Energy drinks still largely unaffordable for most of the world with Egypt being largest untapped market

By Mary Ellen Shoup

- Last updated on GMT

'Tremendous potential' exists in many developing markets for value-priced energy drinks, according to Euromonitor. ©iStock/lowkick
'Tremendous potential' exists in many developing markets for value-priced energy drinks, according to Euromonitor. ©iStock/lowkick

Related tags Energy drinks Energy drink

The market potential for value-priced energy drinks remains largely untapped in much of the world, according to a recent Euromonitor report. 

The unit price of energy drinks fell by $0.41 per liter between 2011 and 2016, a much steeper decline than the overall soft drinks category.

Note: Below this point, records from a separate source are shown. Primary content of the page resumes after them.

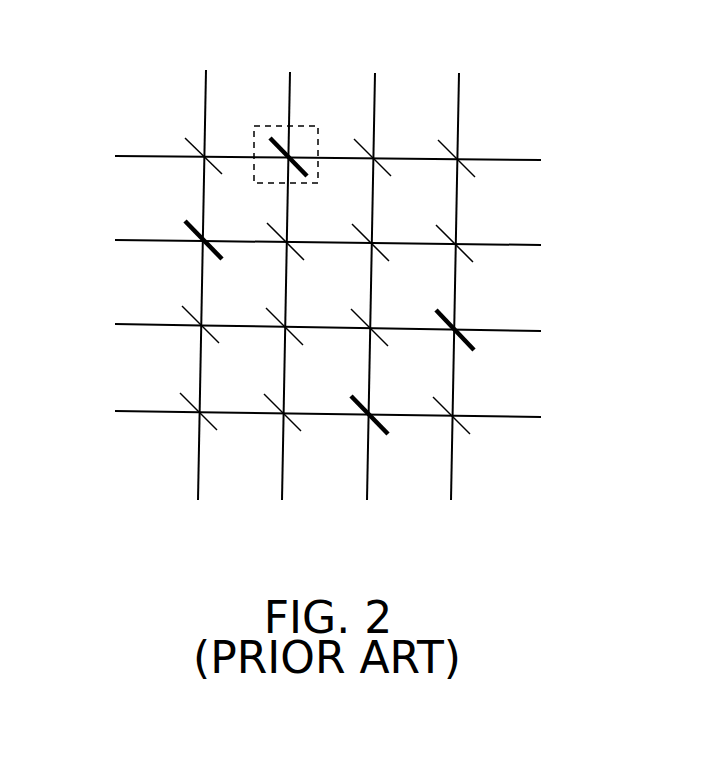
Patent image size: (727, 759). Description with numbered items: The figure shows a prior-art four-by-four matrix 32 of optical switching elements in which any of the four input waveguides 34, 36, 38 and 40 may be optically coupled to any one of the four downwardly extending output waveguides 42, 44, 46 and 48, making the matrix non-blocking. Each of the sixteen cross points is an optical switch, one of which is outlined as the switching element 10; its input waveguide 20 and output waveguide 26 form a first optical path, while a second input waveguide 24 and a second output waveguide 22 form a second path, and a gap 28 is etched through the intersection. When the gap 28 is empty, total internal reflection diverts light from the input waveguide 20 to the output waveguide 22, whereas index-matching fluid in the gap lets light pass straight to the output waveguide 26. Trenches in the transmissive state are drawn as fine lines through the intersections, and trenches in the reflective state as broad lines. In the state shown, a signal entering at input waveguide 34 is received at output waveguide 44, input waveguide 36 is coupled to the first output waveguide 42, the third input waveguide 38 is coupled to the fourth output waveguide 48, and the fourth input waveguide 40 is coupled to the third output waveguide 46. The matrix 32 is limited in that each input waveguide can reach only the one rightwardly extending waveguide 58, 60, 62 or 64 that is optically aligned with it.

The switching element 10 is at (297, 126).
The input waveguide 20 is at (225, 154).
The second output waveguide 22 is at (287, 218).
The second input waveguide 24 is at (289, 94).
The output waveguide 26 is at (358, 158).
The gap 28 is at (301, 163).
The 4×4 matrix 32 is at (602, 119).
The input waveguide 34 is at (138, 153).
The input waveguide 36 is at (140, 238).
The third input waveguide 38 is at (139, 323).
The fourth input waveguide 40 is at (136, 409).
The first output waveguide 42 is at (199, 461).
The output waveguide 44 is at (283, 462).
The third output waveguide 46 is at (368, 463).
The fourth output waveguide 48 is at (452, 464).
The rightwardly extending waveguide 58 is at (507, 162).
The rightwardly extending waveguide 60 is at (505, 247).
The rightwardly extending waveguide 62 is at (503, 333).
The rightwardly extending waveguide 64 is at (503, 418).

“The main reason is that energy drinks, long one of the most expensive soft drinks categories, began to filter down the income spectrum to reach a new class of consumers who have the same needs for on-the-go energy to power them through the day as wealthier consumers, but have previously been underserved by the major brands in the category,”​ Euromonitor beverage analyst, Matthew Barry, said.

However, in many places well-known energy drink brands such as Red Bull are still priced too high to be a realistic option for working-class consumers.

This creates a market opportunity for companies to create value-oriented energy drinks, Barry said.

“The working class is usually priced out and consumption is restricted to groups like wealthy partiers, students at elite schools, and tourists.”

Peru and Colombia see success in lower-priced energy drink

The Aje Group in Peru launched a low-cost Volt energy drink as an affordable option to market leader Red Bull - and it worked.

“It was a smash success, not because most Red Bull drinkers defected to Volt, but because Aje largely created a segment that previously did not exist in Peru: value-oriented energy drink consumers,”​ Barry said.

Low-priced Volt was being purchased by consumers who never used to buy energy drinks in the first place, he explained. As a result, Red Bull volume share in Peru fell from 80% in 2011 to 16% in 2016, according to Euromonitor.

Colombia had a similar experience seeing a noticeable drop in unit price of energy drinks, with the launch of Quala SA Vive 100, an energy drink targeting the low-to-middle class income segment. The brand now holds a 67% market share by volume, according to Euromonitor.

Egypt ripe for value-oriented energy drinks

Countries that could experience a similar level of success as Peru and Colombia are ones that have limited brand selection with a higher-income consumer base, according to Barry.

“Such markets contain large amounts of people who could benefit from energy drinks, but are unaware of them or view them as irrelevant to people of their social class,”​ he said.


One developing market on the cusp of breaking into the value-oriented energy drinks and worth keeping an eye on is Egypt where Red Bull dominates the market and per capita consumption remains very low at roughly 0.2 liters per capita.

“The young and wealthy represent virtually the totality of current consumption,”​ Barry said. “The income structure of Egypt, however, is relatively similar to that of Colombia, suggesting that Egypt may also have a large number of potential energy drink consumers who simply do not view the category as relevant to them at the moment.”